Foi mostrado que a LALP1 possui sequência nucleotídica composta por 900 pares de base. A sequência aminoacídica deduzida é constituída de: um pré-peptídeo (peptídeo sinal) com 16 resíduos de aminoácidos, um pró-peptídeo com 35 resíduos de aminoácidos, e o domínio catalítco com 213 resíduos de aminoácidos. Por meio de ferramentas de bioinformática foi verificado que a LALP1 possui massa molecular aproximada de 28,6kDa com pI de 6,09. Ainda, esta enzima apresenta quatro resíduos de cisteínas que possivelmente formam pontes dissulfeto e dois possíveis sítios de

N-glicosilação (NGS e NNT) (Figura 6). Este foi o primeiro membro da família das astacinas descrito no veneno de Loxosceles e acredita-se que esta protease possua efeitos tóxicos no processo de envenenamento pela aranha-marrom. A descoberta foi de grande significância, uma vez que anteriormente não havia sido caracterizada nenhuma metaloprotease do tipo astacina presente em venenos animais (DA SILVEIRA et al., 2007a).

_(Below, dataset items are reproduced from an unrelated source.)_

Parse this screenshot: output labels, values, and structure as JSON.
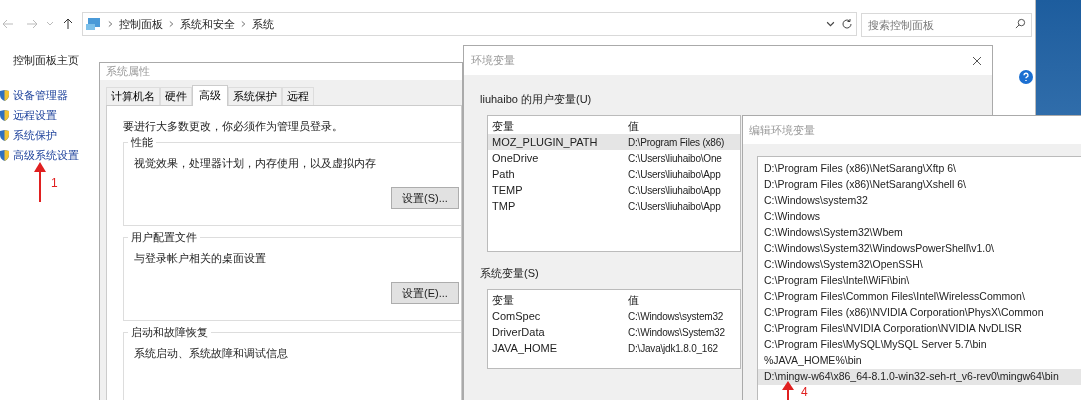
{
  "explorer": {
    "breadcrumb": [
      "控制面板",
      "系统和安全",
      "系统"
    ],
    "search": {
      "placeholder": "搜索控制面板"
    },
    "sidebar": {
      "home": "控制面板主页",
      "items": [
        {
          "label": "设备管理器"
        },
        {
          "label": "远程设置"
        },
        {
          "label": "系统保护"
        },
        {
          "label": "高级系统设置"
        }
      ]
    }
  },
  "system_properties": {
    "title": "系统属性",
    "tabs": [
      {
        "label": "计算机名",
        "selected": false
      },
      {
        "label": "硬件",
        "selected": false
      },
      {
        "label": "高级",
        "selected": true
      },
      {
        "label": "系统保护",
        "selected": false
      },
      {
        "label": "远程",
        "selected": false
      }
    ],
    "notice": "要进行大多数更改，你必须作为管理员登录。",
    "sections": [
      {
        "title": "性能",
        "description": "视觉效果，处理器计划，内存使用，以及虚拟内存",
        "button": "设置(S)..."
      },
      {
        "title": "用户配置文件",
        "description": "与登录帐户相关的桌面设置",
        "button": "设置(E)..."
      },
      {
        "title": "启动和故障恢复",
        "description": "系统启动、系统故障和调试信息"
      }
    ]
  },
  "environment_variables": {
    "title": "环境变量",
    "user_variables": {
      "title": "liuhaibo 的用户变量(U)",
      "columns": [
        "变量",
        "值"
      ],
      "rows": [
        {
          "name": "MOZ_PLUGIN_PATH",
          "value": "D:\\Program Files (x86)",
          "selected": true
        },
        {
          "name": "OneDrive",
          "value": "C:\\Users\\liuhaibo\\One",
          "selected": false
        },
        {
          "name": "Path",
          "value": "C:\\Users\\liuhaibo\\App",
          "selected": false
        },
        {
          "name": "TEMP",
          "value": "C:\\Users\\liuhaibo\\App",
          "selected": false
        },
        {
          "name": "TMP",
          "value": "C:\\Users\\liuhaibo\\App",
          "selected": false
        }
      ]
    },
    "system_variables": {
      "title": "系统变量(S)",
      "columns": [
        "变量",
        "值"
      ],
      "rows": [
        {
          "name": "ComSpec",
          "value": "C:\\Windows\\system32",
          "selected": false
        },
        {
          "name": "DriverData",
          "value": "C:\\Windows\\System32",
          "selected": false
        },
        {
          "name": "JAVA_HOME",
          "value": "D:\\Java\\jdk1.8.0_162",
          "selected": false
        }
      ]
    }
  },
  "edit_environment_variable": {
    "title": "编辑环境变量",
    "entries": [
      {
        "text": "D:\\Program Files (x86)\\NetSarang\\Xftp 6\\",
        "selected": false
      },
      {
        "text": "D:\\Program Files (x86)\\NetSarang\\Xshell 6\\",
        "selected": false
      },
      {
        "text": "C:\\Windows\\system32",
        "selected": false
      },
      {
        "text": "C:\\Windows",
        "selected": false
      },
      {
        "text": "C:\\Windows\\System32\\Wbem",
        "selected": false
      },
      {
        "text": "C:\\Windows\\System32\\WindowsPowerShell\\v1.0\\",
        "selected": false
      },
      {
        "text": "C:\\Windows\\System32\\OpenSSH\\",
        "selected": false
      },
      {
        "text": "C:\\Program Files\\Intel\\WiFi\\bin\\",
        "selected": false
      },
      {
        "text": "C:\\Program Files\\Common Files\\Intel\\WirelessCommon\\",
        "selected": false
      },
      {
        "text": "C:\\Program Files (x86)\\NVIDIA Corporation\\PhysX\\Common",
        "selected": false
      },
      {
        "text": "C:\\Program Files\\NVIDIA Corporation\\NVIDIA NvDLISR",
        "selected": false
      },
      {
        "text": "C:\\Program Files\\MySQL\\MySQL Server 5.7\\bin",
        "selected": false
      },
      {
        "text": "%JAVA_HOME%\\bin",
        "selected": false
      },
      {
        "text": "D:\\mingw-w64\\x86_64-8.1.0-win32-seh-rt_v6-rev0\\mingw64\\bin",
        "selected": true
      }
    ]
  },
  "annotations": [
    {
      "label": "1"
    },
    {
      "label": "4"
    }
  ]
}
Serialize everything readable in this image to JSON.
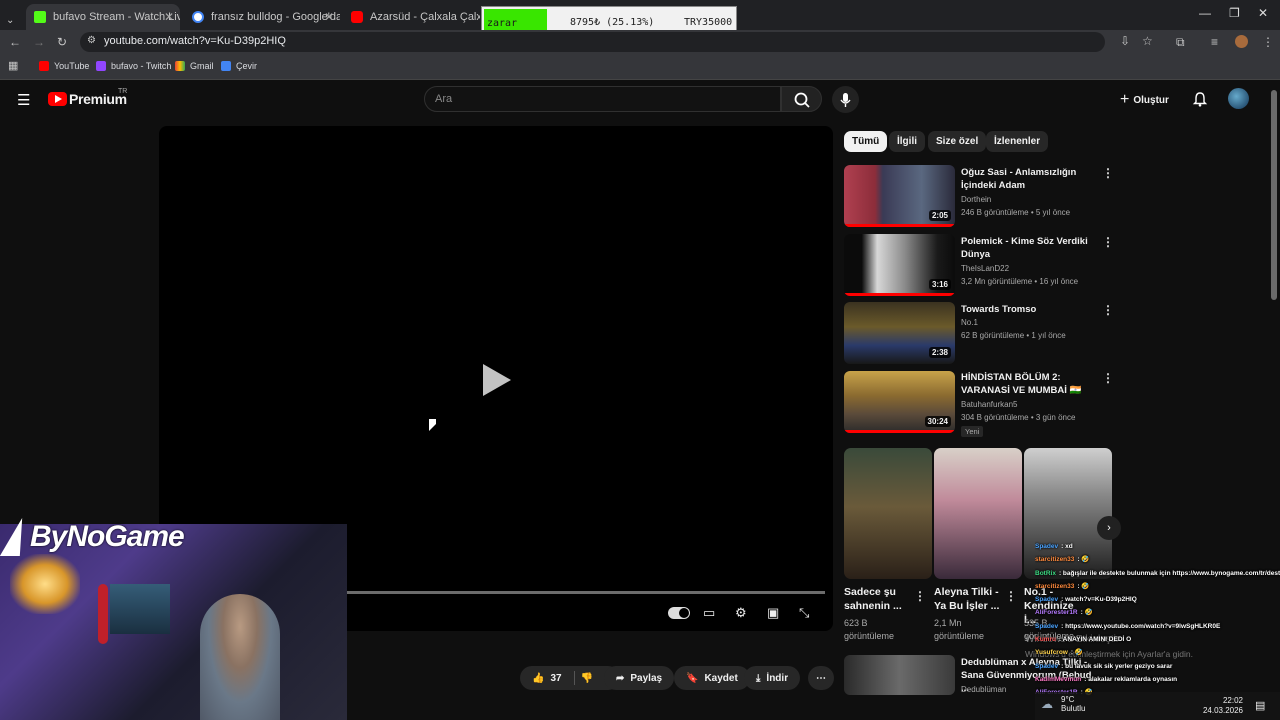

FIGURA 6 – REPRESENTAÇÃO DAS SEQUENCIAS NUCLEOTÍDICA E AMINOACÍDICA PREDITA DA LALP1. Em destaque estão mostrados o peptídeo sinal no inicio da sequência (sublinhado), o primeiro aminoácido (asparagina) da sequência do domínio catalítico e as assinaturas da família das astacinas (motivo de ligação ao zinco e volta de metionina),

representados em caixa. Entre colchetes estão representados os possíveis sítios de N-glicosilação. As setas representam os oligonucleotídeos utilizados para a clonagem da

LALP1.

Estudos posteriores demonstraram que as proteínas do tipo astacina constituem uma família gênica em aranhas do gênero Loxosceles, uma vez que na espécie Loxosceles intermedia foram identificadas e clonadas duas novas isoformas presentes no veneno, denominadas LALP2 e LALP3. Ao comparar as sequências aminoacídicas preditas, foi observado que a LALP2 possui 43% de identidade com LALP1, ao passo que a LALP3 possui 46%. Além disso,

foram identificadas pelo menos uma isoforma de metaloprotease do tipo astacina no veneno de Loxosceles laeta (LALP4) e uma isoforma no veneno de Loxosceles gaucho (LALP5) (TREVISAN-SILVA et al., 2010). Corroborando com estes dados, o transcriptoma da glândula produtora de veneno de Loxosceles intermedia revelou transcritos codificando para várias isoformas de LALPs e acredita-se que ao menos mais duas isoformas estejam presentes no veneno de L. intermedia (GREMSKI et al., 2010).